DKIM (DomainKeys Identified Mail) is an email authentication measure to verify that messages were not manipulated on their journey between sender and recipient. Think of a wax seal that’s used to stamp letters – if the seal is broken when the recipient receives the message, its contents are no longer trustworthy. DKIM is a modern version of this security measure, used in email communication.  

When one person sends an email to another, the mail can be intercepted and have its details, such as the sender’s name, date or body of the message changed, without the sender or recipient knowing. To prevent this, DKIM will encrypt or sign the message with a code, similar to the one in the image below.  

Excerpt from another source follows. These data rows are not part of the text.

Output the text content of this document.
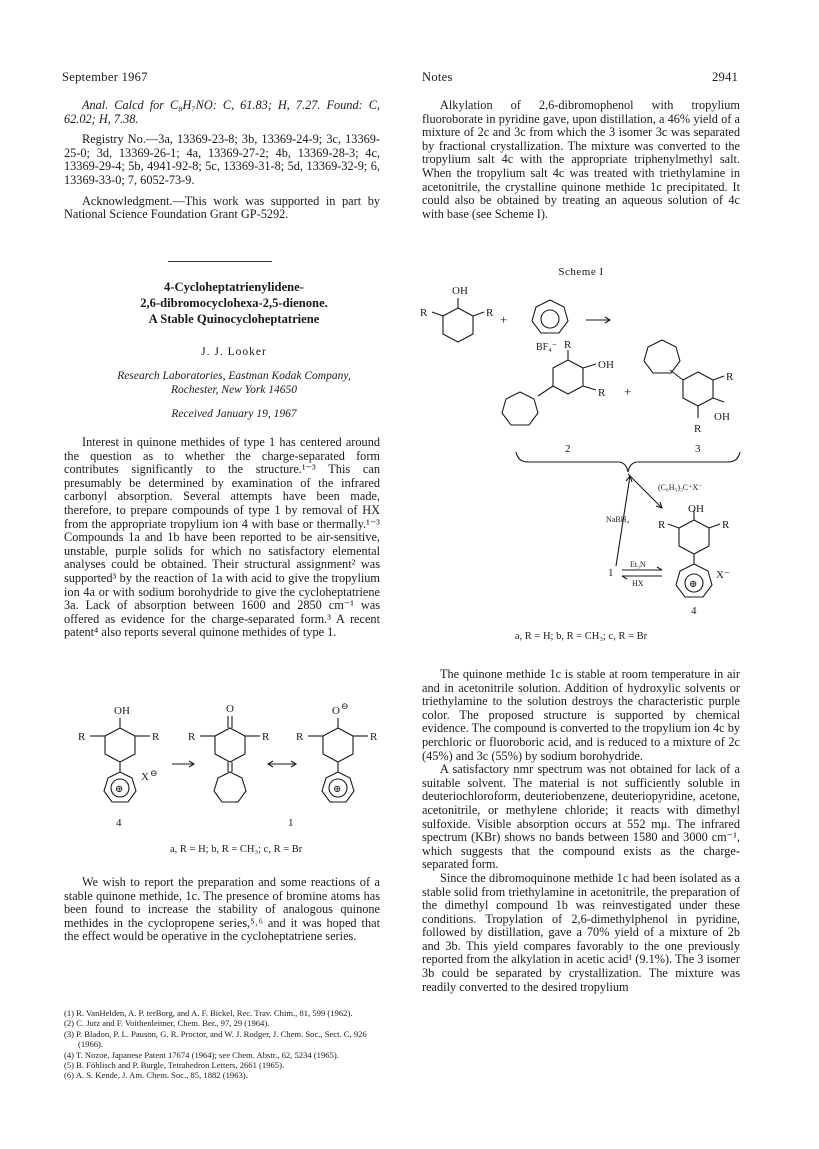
September 1967	Notes	2941

Anal. Calcd for C₈H₇NO: C, 61.83; H, 7.27. Found: C, 62.02; H, 7.38.

Registry No.—3a, 13369-23-8; 3b, 13369-24-9; 3c, 13369-25-0; 3d, 13369-26-1; 4a, 13369-27-2; 4b, 13369-28-3; 4c, 13369-29-4; 5b, 4941-92-8; 5c, 13369-31-8; 5d, 13369-32-9; 6, 13369-33-0; 7, 6052-73-9.

Acknowledgment.—This work was supported in part by National Science Foundation Grant GP-5292.

4-Cycloheptatrienylidene-
2,6-dibromocyclohexa-2,5-dienone.
A Stable Quinocycloheptatriene
J. J. Looker
Research Laboratories, Eastman Kodak Company,
Rochester, New York 14650
Received January 19, 1967

Interest in quinone methides of type 1 has centered around the question as to whether the charge-separated form contributes significantly to the structure.¹⁻³ This can presumably be determined by examination of the infrared carbonyl absorption. Several attempts have been made, therefore, to prepare compounds of type 1 by removal of HX from the appropriate tropylium ion 4 with base or thermally.¹⁻³ Compounds 1a and 1b have been reported to be air-sensitive, unstable, purple solids for which no satisfactory elemental analyses could be obtained. Their structural assignment² was supported³ by the reaction of 1a with acid to give the tropylium ion 4a or with sodium borohydride to give the cycloheptatriene 3a. Lack of absorption between 1600 and 2850 cm⁻¹ was offered as evidence for the charge-separated form.³ A recent patent⁴ also reports several quinone methides of type 1.

OH
R	R
X ⊖
⊕
4
O
R	R
1
O ⊖
R	R
⊕
a, R = H; b, R = CH₃; c, R = Br

We wish to report the preparation and some reactions of a stable quinone methide, 1c. The presence of bromine atoms has been found to increase the stability of analogous quinone methides in the cyclopropene series,⁵˒⁶ and it was hoped that the effect would be operative in the cycloheptatriene series.

(1) R. VanHelden, A. P. terBorg, and A. F. Bickel, Rec. Trav. Chim., 81, 599 (1962).
(2) C. Jutz and F. Voithenleitner, Chem. Ber., 97, 29 (1964).
(3) P. Bladon, P. L. Pauson, G. R. Proctor, and W. J. Rodger, J. Chem. Soc., Sect. C, 926 (1966).
(4) T. Nozoe, Japanese Patent 17674 (1964); see Chem. Abstr., 62, 5234 (1965).
(5) B. Föhlisch and P. Burgle, Tetrahedron Letters, 2661 (1965).
(6) A. S. Kende, J. Am. Chem. Soc., 85, 1882 (1963).

Alkylation of 2,6-dibromophenol with tropylium fluoroborate in pyridine gave, upon distillation, a 46% yield of a mixture of 2c and 3c from which the 3 isomer 3c was separated by fractional crystallization. The mixture was converted to the tropylium salt 4c with the appropriate triphenylmethyl salt. When the tropylium salt 4c was treated with triethylamine in acetonitrile, the crystalline quinone methide 1c precipitated. It could also be obtained by treating an aqueous solution of 4c with base (see Scheme I).

Scheme I
OH
R	R +
BF₄⁻ R
OH
R +
R
OH
R
2	3
(C₆H₅)₃C⁺X⁻
NaBH₄
OH
R	R
Et₃N
HX
1	X⁻
⊕
4
a, R = H; b, R = CH₃; c, R = Br

The quinone methide 1c is stable at room temperature in air and in acetonitrile solution. Addition of hydroxylic solvents or triethylamine to the solution destroys the characteristic purple color. The proposed structure is supported by chemical evidence. The compound is converted to the tropylium ion 4c by perchloric or fluoroboric acid, and is reduced to a mixture of 2c (45%) and 3c (55%) by sodium borohydride.

A satisfactory nmr spectrum was not obtained for lack of a suitable solvent. The material is not sufficiently soluble in deuteriochloroform, deuteriobenzene, deuteriopyridine, acetone, acetonitrile, or methylene chloride; it reacts with dimethyl sulfoxide. Visible absorption occurs at 552 mμ. The infrared spectrum (KBr) shows no bands between 1580 and 3000 cm⁻¹, which suggests that the compound exists as the charge-separated form.

Since the dibromoquinone methide 1c had been isolated as a stable solid from triethylamine in acetonitrile, the preparation of the dimethyl compound 1b was reinvestigated under these conditions. Tropylation of 2,6-dimethylphenol in pyridine, followed by distillation, gave a 70% yield of a mixture of 2b and 3b. This yield compares favorably to the one previously reported from the alkylation in acetic acid¹ (9.1%). The 3 isomer 3b could be separated by crystallization. The mixture was readily converted to the desired tropylium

It is impossible to intercept and alter the email without breaking this code and alerting the receiving server that the email is untrustworthy. When emails are delivered and the code, or wax seal, is still intact, the recipient can have full confidence that the message hasn’t been tampered with.  

A separate record, called DMARC, determines what then happens to an email that DKIM has identified as untrustworthy. The email can be quarantined, deleted or sent anyway, depending on your DMARC policy.  

The Impact of DKIM  

  • Verifies the trustworthiness of an email, authenticating emails sent from your domain.   
     
  • Makes an email far less likely to be deleted or sent to a spam folder.   
     
  • Improves the reputability of your domain, which in turn improves deliverability. 
     
  • Stops email marketing metrics being skewed as a result of undelivered emails.    

Undelivered email is a big problem that marketers face, with around 20% of commercial emails not reaching the intended inbox. DKIM helps to prevent this by authenticating the emails that are sent out from your domain. DKIM also prevents spoofing and phishing attempts that can harm a company’s reputation and email deliverability.